The entire shape represents the total price of $80. This is 100%, which in student language is “the whole thing.”

The discount rate is 25%. Cut with scissors to lop off the 25% which also lops off $20, which is the actual discount. Explain to the student that this 25% is part of the “whole thing.”

What remains is 75% or $60. This is the “new price” which is called the sales price.

This is a photo of matching cards for the topic of percent discount and percent tax.

Students are given a card with an item to buy, a percent discount and our state tax rate of 6% (not listed). We’ve identified 4 steps for to find the total amount to pay the cashier: compute discount, compute new price, compute tax, compute the total cost. There are two cards for each step, one that shows the step completed correctly and one with an incorrect step. Students are to identify the correct steps and arrange them in order.

This activity is useful for a variety of reasons.

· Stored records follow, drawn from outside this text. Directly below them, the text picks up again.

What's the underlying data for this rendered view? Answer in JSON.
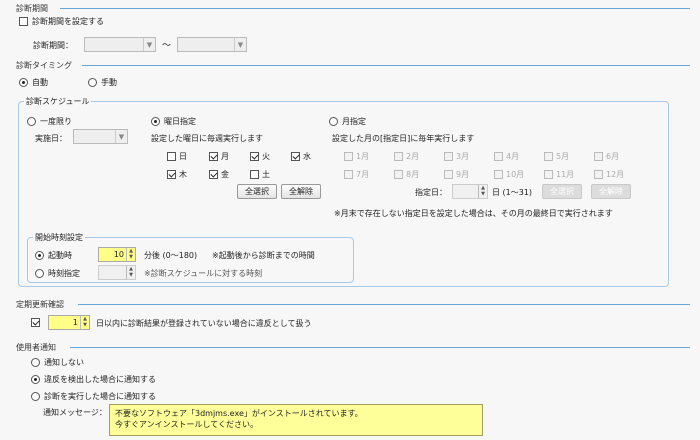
{
  "period": {
    "section_title": "診断期間",
    "checkbox_label": "診断期間を設定する",
    "field_label": "診断期間：",
    "range_separator": "～"
  },
  "timing": {
    "section_title": "診断タイミング",
    "auto_label": "自動",
    "manual_label": "手動",
    "selected": "auto"
  },
  "schedule": {
    "group_title": "診断スケジュール",
    "once_label": "一度限り",
    "run_date_label": "実施日：",
    "weekday_label": "曜日指定",
    "weekday_desc": "設定した曜日に毎週実行します",
    "days": [
      {
        "label": "日",
        "checked": false
      },
      {
        "label": "月",
        "checked": true
      },
      {
        "label": "火",
        "checked": true
      },
      {
        "label": "水",
        "checked": true
      },
      {
        "label": "木",
        "checked": true
      },
      {
        "label": "金",
        "checked": true
      },
      {
        "label": "土",
        "checked": false
      }
    ],
    "select_all": "全選択",
    "deselect_all": "全解除",
    "monthly_label": "月指定",
    "monthly_desc": "設定した月の[指定日]に毎年実行します",
    "months": [
      "1月",
      "2月",
      "3月",
      "4月",
      "5月",
      "6月",
      "7月",
      "8月",
      "9月",
      "10月",
      "11月",
      "12月"
    ],
    "day_label": "指定日：",
    "day_unit": "日 (1～31)",
    "month_note": "※月末で存在しない指定日を設定した場合は、その月の最終日で実行されます"
  },
  "start": {
    "group_title": "開始時刻設定",
    "on_boot_label": "起動時",
    "minutes_value": "10",
    "minutes_unit": "分後 (0～180)",
    "on_boot_note": "※起動後から診断までの時間",
    "time_label": "時刻指定",
    "time_note": "※診断スケジュールに対する時刻"
  },
  "periodic": {
    "section_title": "定期更新確認",
    "days_value": "1",
    "desc": "日以内に診断結果が登録されていない場合に違反として扱う"
  },
  "notify": {
    "section_title": "使用者通知",
    "options": [
      "通知しない",
      "違反を検出した場合に通知する",
      "診断を実行した場合に通知する"
    ],
    "selected_index": 1,
    "message_label": "通知メッセージ：",
    "message_line1": "不要なソフトウェア「3dmjms.exe」がインストールされています。",
    "message_line2": "今すぐアンインストールしてください。"
  }
}
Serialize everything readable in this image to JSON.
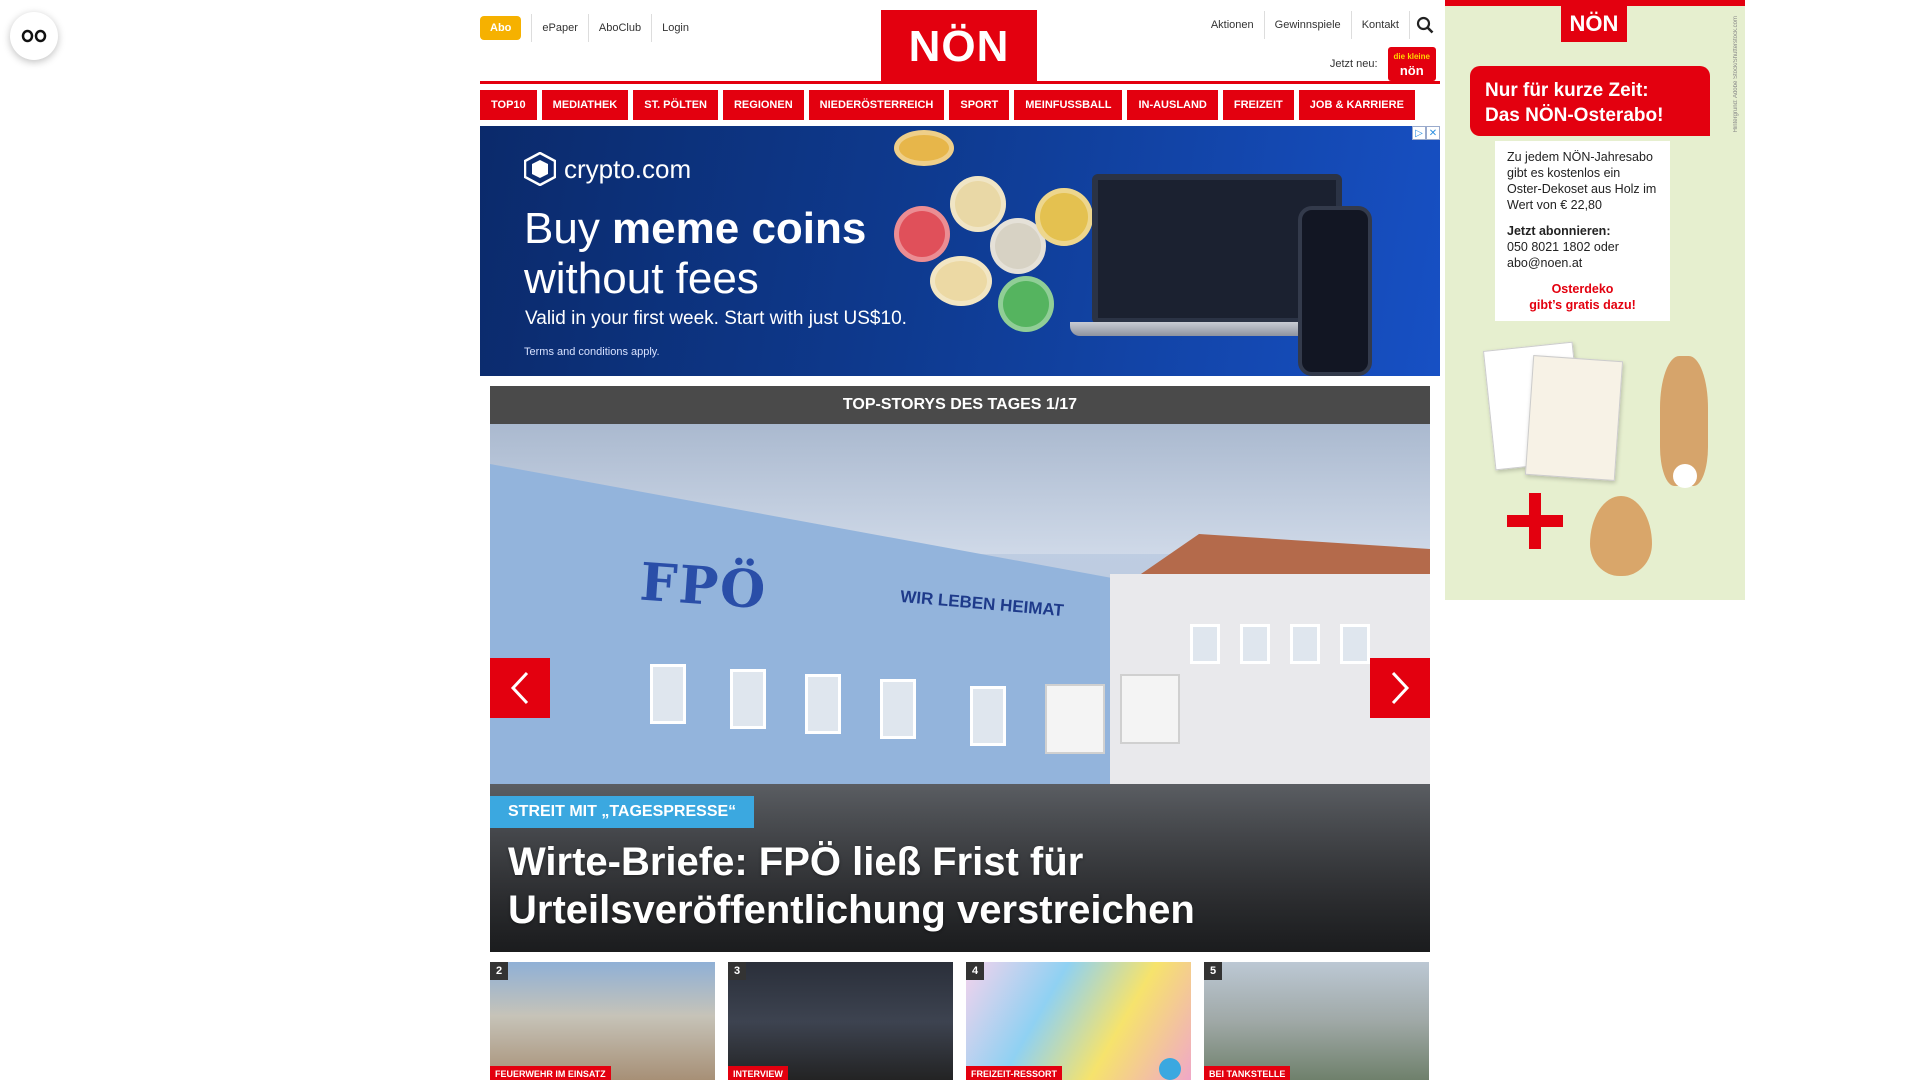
{
  "reader_button": {
    "icon": "reader-mode-icon"
  },
  "header": {
    "abo_label": "Abo",
    "util_left": [
      "ePaper",
      "AboClub",
      "Login"
    ],
    "logo_text": "NÖN",
    "util_right": [
      "Aktionen",
      "Gewinnspiele",
      "Kontakt"
    ],
    "search_icon": "search-icon",
    "jetzt_neu_label": "Jetzt neu:",
    "kids_badge_top": "die kleine",
    "kids_badge_main": "nön"
  },
  "nav": {
    "items": [
      "TOP10",
      "MEDIATHEK",
      "ST. PÖLTEN",
      "REGIONEN",
      "NIEDERÖSTERREICH",
      "SPORT",
      "MEINFUSSBALL",
      "IN-AUSLAND",
      "FREIZEIT",
      "JOB & KARRIERE"
    ],
    "color": "#e3000f"
  },
  "ad": {
    "brand": "crypto.com",
    "headline_plain": "Buy ",
    "headline_bold": "meme coins",
    "headline_line2": "without fees",
    "sub": "Valid in your first week. Start with just US$10.",
    "terms": "Terms and conditions apply.",
    "choices_icons": [
      "adchoices-icon",
      "close-icon"
    ]
  },
  "stories": {
    "header": "TOP-STORYS DES TAGES 1/17",
    "hero": {
      "kicker": "STREIT MIT „TAGESPRESSE“",
      "title": "Wirte-Briefe: FPÖ ließ Frist für Urteilsveröffentlichung verstreichen",
      "sign_main": "FPÖ",
      "sign_secondary": "WIR LEBEN HEIMAT"
    },
    "thumbs": [
      {
        "num": "2",
        "tag": "FEUERWEHR IM EINSATZ"
      },
      {
        "num": "3",
        "tag": "INTERVIEW"
      },
      {
        "num": "4",
        "tag": "FREIZEIT-RESSORT"
      },
      {
        "num": "5",
        "tag": "BEI TANKSTELLE"
      }
    ]
  },
  "side_ad": {
    "logo": "NÖN",
    "headline_line1": "Nur für kurze Zeit:",
    "headline_line2": "Das NÖN-Osterabo!",
    "body": "Zu jedem NÖN-Jahresabo gibt es kostenlos ein Oster-Dekoset aus Holz im Wert von € 22,80",
    "subscribe_label": "Jetzt abonnieren:",
    "subscribe_contact": "050 8021 1802 oder abo@noen.at",
    "promo_line1": "Osterdeko",
    "promo_line2": "gibt’s gratis dazu!",
    "legal": "Hintergrund: Adobe Stock/Shutterstock.com"
  }
}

By having the steps listed there are no calculations. The students can focus on the steps and the concept.

To figure out the correct order students engage in higher level thinking. They analyze and justify their choices.

Because the problems are worked out and students simply focus on choosing cards they can do much more on their own. This is engaging.

While they are engaged the teacher can circulate and ask leading questions.

It can be very surprising how poorly understood discount and tax can be for students yet most have bought something and paid tax, even items on sale. As such this is an important topic.